Her business, Gypsy Mountain Skulls, is itself a story of rebirth. A few years ago, the then-interior designer/psychologist/project manager/event planner found herself in a near-death situation, an abusive relationship that left her traumatized and severely injured. She fled the abuse but remained shaken. When she turned to art, her healing began. A steer skull she’d taken from her Montana home became her canvas. She decorated it with jewels—dipping into supplies from the jewelry business that had helped finance her dual psychology degrees—and posted her skull art online. Immediately, people wanted to buy it. “I put all of my pain—really everything—into this on a leap of faith,” she says. “And it saved my life.” Her now-thriving business is a testament to resiliency. “It’s about happiness and bringing me back from a hopeless place.”
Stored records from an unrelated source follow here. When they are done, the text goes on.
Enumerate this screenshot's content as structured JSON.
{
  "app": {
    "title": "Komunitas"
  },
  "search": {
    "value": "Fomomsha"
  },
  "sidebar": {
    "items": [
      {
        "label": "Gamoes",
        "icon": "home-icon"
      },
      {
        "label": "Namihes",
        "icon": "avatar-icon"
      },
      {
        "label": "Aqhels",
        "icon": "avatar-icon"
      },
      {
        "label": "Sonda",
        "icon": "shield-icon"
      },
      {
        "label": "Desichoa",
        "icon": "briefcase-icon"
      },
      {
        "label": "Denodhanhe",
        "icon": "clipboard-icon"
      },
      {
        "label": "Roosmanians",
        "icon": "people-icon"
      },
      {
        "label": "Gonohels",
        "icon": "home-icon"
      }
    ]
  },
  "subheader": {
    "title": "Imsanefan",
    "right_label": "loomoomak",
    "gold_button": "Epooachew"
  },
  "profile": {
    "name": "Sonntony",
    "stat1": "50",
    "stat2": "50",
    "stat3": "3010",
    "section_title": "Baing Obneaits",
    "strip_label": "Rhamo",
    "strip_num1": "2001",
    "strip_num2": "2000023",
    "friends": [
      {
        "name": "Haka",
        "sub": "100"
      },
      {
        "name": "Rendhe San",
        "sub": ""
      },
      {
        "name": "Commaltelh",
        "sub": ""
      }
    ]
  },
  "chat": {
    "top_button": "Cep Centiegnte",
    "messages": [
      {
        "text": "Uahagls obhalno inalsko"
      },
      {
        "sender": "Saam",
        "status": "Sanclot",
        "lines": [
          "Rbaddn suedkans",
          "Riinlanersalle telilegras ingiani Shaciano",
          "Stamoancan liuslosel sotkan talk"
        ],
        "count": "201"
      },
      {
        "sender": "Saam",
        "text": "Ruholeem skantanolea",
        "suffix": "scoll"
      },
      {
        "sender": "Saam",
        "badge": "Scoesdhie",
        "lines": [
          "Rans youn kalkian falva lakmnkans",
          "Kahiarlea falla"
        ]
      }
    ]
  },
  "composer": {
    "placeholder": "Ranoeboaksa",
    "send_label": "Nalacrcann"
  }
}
Her artistic process involves an intimate connection with the skulls, which she purchases from slaughterhouses or collects from trophy hunters who don’t want them. As she puts it, “taking one man’s trash and turning it into another’s treasure.” She oils some skulls, boils others, and puts others in a bucket of beetles to remove any residual skin. Some are polished; others are left plain or painted. It is personal for her as she relates to the animal from the beginning. Nature, in all its stages, serves as inspiration. And each finished piece, she explains, speaks from her soul.

“I was drawn to how she was able to take something as earthy and rustic as steer skulls and cast a refined finish on them, giving them a new life and energy,” says Tara Fitzpatrick of JMT Fine Living, who incorporated seven skulls into a client’s home. “I loved them, in all their variations.” And the variations continue as Badell ventures into mosaics and beyond, breathing new life and hope into her world, one creation at a time.